Even here in the U.S., nothing a baby can or cannot do makes sense except in light of the mother’s body, a biological reality apparently dismissed by those that argue against any and all bed-sharing and what they call co-sleeping, but which likely explains why most crib-using parents at some point feel the need to bring their babies to bed with them—findings that our mother-baby sleep laboratory here at Notre Dame has helped document scientifically. Given a choice, it seems human babies strongly prefer their mother’s body to solitary contact with inert cotton-lined mattresses. In turn, mothers seem to notice and succumb to their infant’s preferences.
There is no doubt that bed-sharing should be avoided in particular circumstances and can be practiced dangerously. While each single bed-sharing death is tragic, such deaths are no more indictments about all bed-sharing than are the 300,000+ deaths of babies in cribs an indictment that crib sleeping is deadly and should be eliminated. Just as unsafe cribs and unsafe ways to use cribs can be eliminated, so, too, can parents be educated to minimize bed-sharing risks.
We still do not know what causes SIDS. But fortunately, the primary factors that increase risk are now widely known—such as placing an infant facedown for sleep, using soft mattresses, maternal smoking, overwrapping babies, or blocking air movement around their faces.

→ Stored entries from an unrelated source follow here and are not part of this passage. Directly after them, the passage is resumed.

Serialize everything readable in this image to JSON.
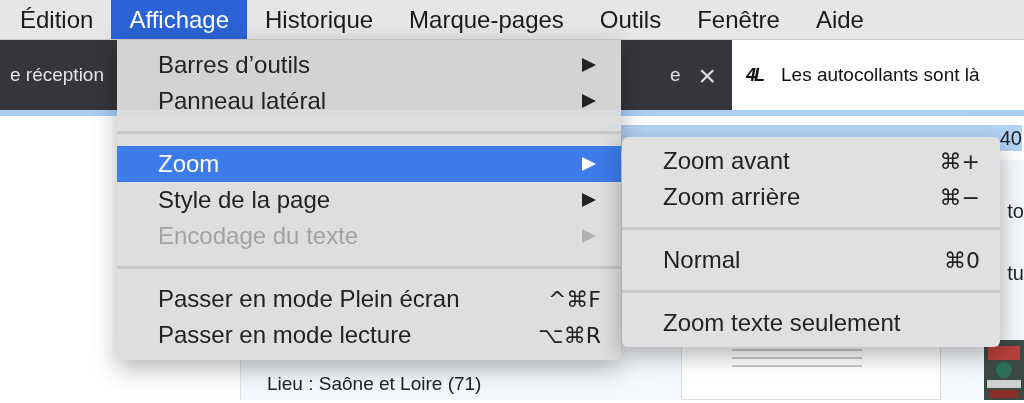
{
  "menu_bar": [
    {
      "label": "Édition",
      "selected": false
    },
    {
      "label": "Affichage",
      "selected": true
    },
    {
      "label": "Historique",
      "selected": false
    },
    {
      "label": "Marque-pages",
      "selected": false
    },
    {
      "label": "Outils",
      "selected": false
    },
    {
      "label": "Fenêtre",
      "selected": false
    },
    {
      "label": "Aide",
      "selected": false
    }
  ],
  "tabs": [
    {
      "label": "e réception",
      "selected": false,
      "closable": false
    },
    {
      "label": "e",
      "selected": false,
      "closable": true,
      "close": "×"
    },
    {
      "label": "Les autocollants sont là",
      "selected": true,
      "closable": false,
      "logo": "4L"
    }
  ],
  "address_bar": {
    "text": "40"
  },
  "page": {
    "fragments": [
      "to",
      "tu"
    ],
    "place": "Lieu : Saône et Loire (71)"
  },
  "menu": [
    {
      "kind": "item",
      "label": "Barres d’outils",
      "submenu": true,
      "disabled": false,
      "selected": false
    },
    {
      "kind": "item",
      "label": "Panneau latéral",
      "submenu": true,
      "disabled": false,
      "selected": false
    },
    {
      "kind": "separator"
    },
    {
      "kind": "item",
      "label": "Zoom",
      "submenu": true,
      "disabled": false,
      "selected": true
    },
    {
      "kind": "item",
      "label": "Style de la page",
      "submenu": true,
      "disabled": false,
      "selected": false
    },
    {
      "kind": "item",
      "label": "Encodage du texte",
      "submenu": true,
      "disabled": true,
      "selected": false
    },
    {
      "kind": "separator"
    },
    {
      "kind": "item",
      "label": "Passer en mode Plein écran",
      "shortcut": "^⌘F",
      "submenu": false,
      "disabled": false,
      "selected": false
    },
    {
      "kind": "item",
      "label": "Passer en mode lecture",
      "shortcut": "⌥⌘R",
      "submenu": false,
      "disabled": false,
      "selected": false
    }
  ],
  "submenu": [
    {
      "kind": "item",
      "label": "Zoom avant",
      "shortcut": "⌘+"
    },
    {
      "kind": "item",
      "label": "Zoom arrière",
      "shortcut": "⌘−"
    },
    {
      "kind": "separator"
    },
    {
      "kind": "item",
      "label": "Normal",
      "shortcut": "⌘0"
    },
    {
      "kind": "separator"
    },
    {
      "kind": "item",
      "label": "Zoom texte seulement"
    }
  ]
}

Whether involving cribs or adult beds, risky sleep practices leading to infant deaths are more likely to occur when parents lack access to safety information, or if they are judged to be irresponsible should they choose to follow their own and their infants’ biological predilections to bed-share, or if public health messages are held back on brochures and replaced by simplistic and inappropriate warnings saying “just never do it.” Such recommendations misrepresent the true function and biological significance of the behaviors, and the critical extent to which dangerous practices can be modified, and they dismiss the valid reasons why people engage in the behavior in the first place.